TERCERO: se CONDENA a la SOCIEDAD ADMINISTRADORA DE FONDOS DE PENSIONES Y CESANTÍAS, PORVENIR S.A (…), pagar a favor de los señores ALBA MERY VÁSQUEZ DE SÁNCHEZ y LUIS CARLOS SÁNCHEZ SALAZAR los intereses moratorios del artículo 141 de la ley 100 de 1993, pero será la entidad accionada quien realice la respectiva liquidación desde el 15 de julio de 2006 hasta la fecha en que realice la (sic) respectivo pago, teniendo en cuenta la tasa máxima legal al momento del pago.

CUARTO: DECLARAR probada parcialmente la excepción de prescripción, interpuesta por la parte demandada( ).

QUINTO: se CONDENA en COSTAS en un 100% a la parte demandada (…).

SEXTO: se ABSUELVE a la SOCIEDAD ADMINISTRADORA DE FONDOS DE PENSIONES Y CESANTÍAS, PORVENIR S.A (…), de las demás pretensiones incoadas en su contra (…). III. SENTENCIA DE SEGUNDA INSTANCIA Al desatar la apelación de la enjuiciada, a través de la sentencia gravada (153-168), el Tribunal resolvió: REVÓQUESE la sentencia (…); para en su lugar: (…) CONDENAR a PENSIONES Y CESANTÍAS, PORVENIR S.A a reconocer y pagar a la señora ALBA MERY VÁSQUEZ DE SÁNCHEZ la suma de CUARENTA Y DOS MILLONES DOSCIENTOS DOS MIL DOSCIENTOS PESOS ($42.202.200), por concepto de mesadas retroactivas en la pensión de sobrevivientes (…).

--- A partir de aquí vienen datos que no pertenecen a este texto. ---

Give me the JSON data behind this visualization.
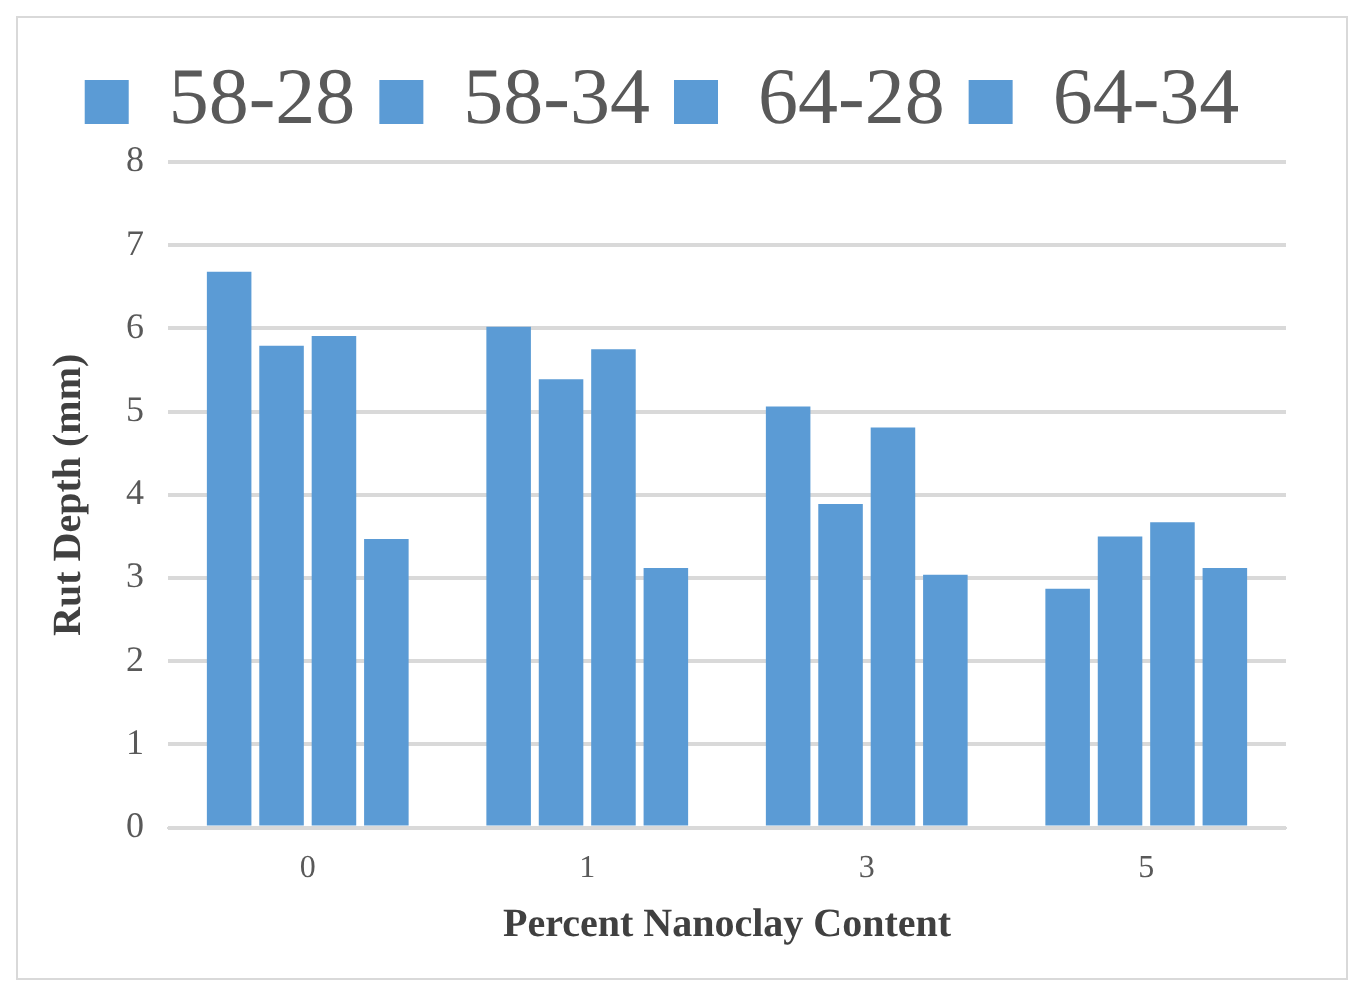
{
  "chart_data": {
    "type": "bar",
    "xlabel": "Percent Nanoclay Content",
    "ylabel": "Rut Depth (mm)",
    "categories": [
      "0",
      "1",
      "3",
      "5"
    ],
    "series": [
      {
        "name": "58-28",
        "color": "#5b9bd5",
        "values": [
          6.68,
          6.02,
          5.06,
          2.87
        ]
      },
      {
        "name": "58-34",
        "color": "#5b9bd5",
        "values": [
          5.79,
          5.39,
          3.89,
          3.5
        ]
      },
      {
        "name": "64-28",
        "color": "#5b9bd5",
        "values": [
          5.91,
          5.75,
          4.81,
          3.67
        ]
      },
      {
        "name": "64-34",
        "color": "#5b9bd5",
        "values": [
          3.47,
          3.12,
          3.04,
          3.12
        ]
      }
    ],
    "ylim": [
      0,
      8
    ],
    "yticks": [
      0,
      1,
      2,
      3,
      4,
      5,
      6,
      7,
      8
    ],
    "grid": "y",
    "legend": "top"
  }
}
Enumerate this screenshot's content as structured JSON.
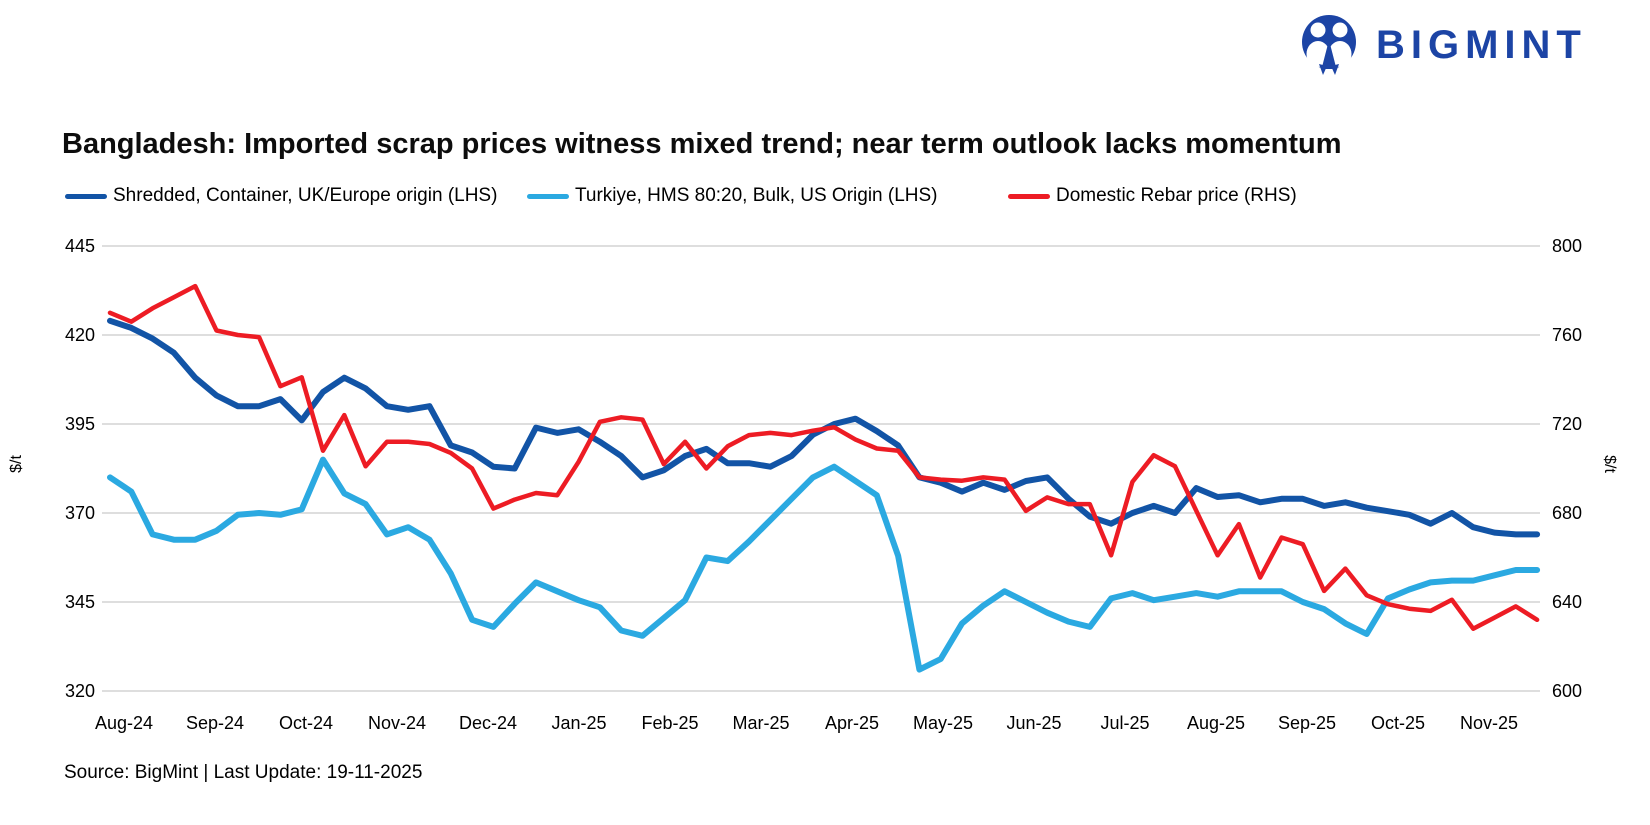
{
  "logo": {
    "text": "BIGMINT",
    "color": "#1c44a5"
  },
  "title": "Bangladesh: Imported scrap prices witness mixed trend; near term outlook lacks momentum",
  "legend": [
    {
      "label": "Shredded, Container, UK/Europe origin (LHS)",
      "color": "#1254a6"
    },
    {
      "label": "Turkiye, HMS 80:20, Bulk, US Origin (LHS)",
      "color": "#2ba9e1"
    },
    {
      "label": "Domestic Rebar price (RHS)",
      "color": "#ed1c24"
    }
  ],
  "axes": {
    "left": {
      "label": "$/t",
      "ticks": [
        445,
        420,
        395,
        370,
        345,
        320
      ]
    },
    "right": {
      "label": "$/t",
      "ticks": [
        800,
        760,
        720,
        680,
        640,
        600
      ]
    },
    "x": {
      "labels": [
        "Aug-24",
        "Sep-24",
        "Oct-24",
        "Nov-24",
        "Dec-24",
        "Jan-25",
        "Feb-25",
        "Mar-25",
        "Apr-25",
        "May-25",
        "Jun-25",
        "Jul-25",
        "Aug-25",
        "Sep-25",
        "Oct-25",
        "Nov-25"
      ]
    }
  },
  "source": "Source: BigMint | Last Update: 19-11-2025",
  "chart_data": {
    "type": "line",
    "frequency": "weekly",
    "categories": [
      "Aug-24",
      "Sep-24",
      "Oct-24",
      "Nov-24",
      "Dec-24",
      "Jan-25",
      "Feb-25",
      "Mar-25",
      "Apr-25",
      "May-25",
      "Jun-25",
      "Jul-25",
      "Aug-25",
      "Sep-25",
      "Oct-25",
      "Nov-25"
    ],
    "left_ylim": [
      320,
      445
    ],
    "right_ylim": [
      600,
      800
    ],
    "grid": true,
    "legend_position": "top",
    "series": [
      {
        "name": "Shredded, Container, UK/Europe origin (LHS)",
        "axis": "LHS",
        "color": "#1254a6",
        "values": [
          424,
          422,
          419,
          415,
          408,
          403,
          400,
          400,
          402,
          396,
          404,
          408,
          405,
          400,
          399,
          400,
          389,
          387,
          383,
          382.5,
          394,
          392.5,
          393.5,
          390,
          386,
          380,
          382,
          386,
          388,
          384,
          384,
          383,
          386,
          392,
          395,
          396.5,
          393,
          389,
          380,
          378.5,
          376,
          378.5,
          376.5,
          379,
          380,
          374,
          369,
          367,
          370,
          372,
          370,
          377,
          374.5,
          375,
          373,
          374,
          374,
          372,
          373,
          371.5,
          370.5,
          369.5,
          367,
          370,
          366,
          364.5,
          364,
          364
        ]
      },
      {
        "name": "Turkiye, HMS 80:20, Bulk, US Origin (LHS)",
        "axis": "LHS",
        "color": "#2ba9e1",
        "values": [
          380,
          376,
          364,
          362.5,
          362.5,
          365,
          369.5,
          370,
          369.5,
          371,
          385,
          375.5,
          372.5,
          364,
          366,
          362.5,
          353,
          340,
          338,
          344.5,
          350.5,
          348,
          345.5,
          343.5,
          337,
          335.5,
          340.5,
          345.5,
          357.5,
          356.5,
          362,
          368,
          374,
          380,
          383,
          379,
          375,
          358,
          326,
          329,
          339,
          344,
          348,
          345,
          342,
          339.5,
          338,
          346,
          347.5,
          345.5,
          346.5,
          347.5,
          346.5,
          348,
          348,
          348,
          345,
          343,
          339,
          336,
          346,
          348.5,
          350.5,
          351,
          351,
          352.5,
          354,
          354
        ]
      },
      {
        "name": "Domestic Rebar price (RHS)",
        "axis": "RHS",
        "color": "#ed1c24",
        "values": [
          770,
          766,
          772,
          777,
          782,
          762,
          760,
          759,
          737,
          741,
          708,
          724,
          701,
          712,
          712,
          711,
          707,
          700,
          682,
          686,
          689,
          688,
          703,
          721,
          723,
          722,
          702,
          712,
          700,
          710,
          715,
          716,
          715,
          717,
          718.5,
          713,
          709,
          708,
          696,
          695,
          694.5,
          696,
          695,
          681,
          687,
          684,
          684,
          661,
          694,
          706,
          701,
          681,
          661,
          675,
          651,
          669,
          666,
          645,
          655,
          643,
          639,
          637,
          636,
          641,
          628,
          633,
          638,
          632
        ]
      }
    ]
  }
}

A partir del 01 de septiembre de 2012 PENSIONES Y CESANTÍAS, PORVENIR S.A, deberá continuar reconociendo a la señora Vásquez de Sánchez, la pensión de sobrevivientes en cuantía equivalente al salario mínimo legal mensual vigente (566.700,00), incluidas las mesadas adicionales de junio y diciembre. ABSOLVER a PENSIONES Y CESANTÍAS, PORVENIR S.A, de las pretensiones incoadas en su contra por el señor LUIS CARLOS SÁNCHEZ SALAZAR, quien fuera llamado en calidad de litisconsorte necesario.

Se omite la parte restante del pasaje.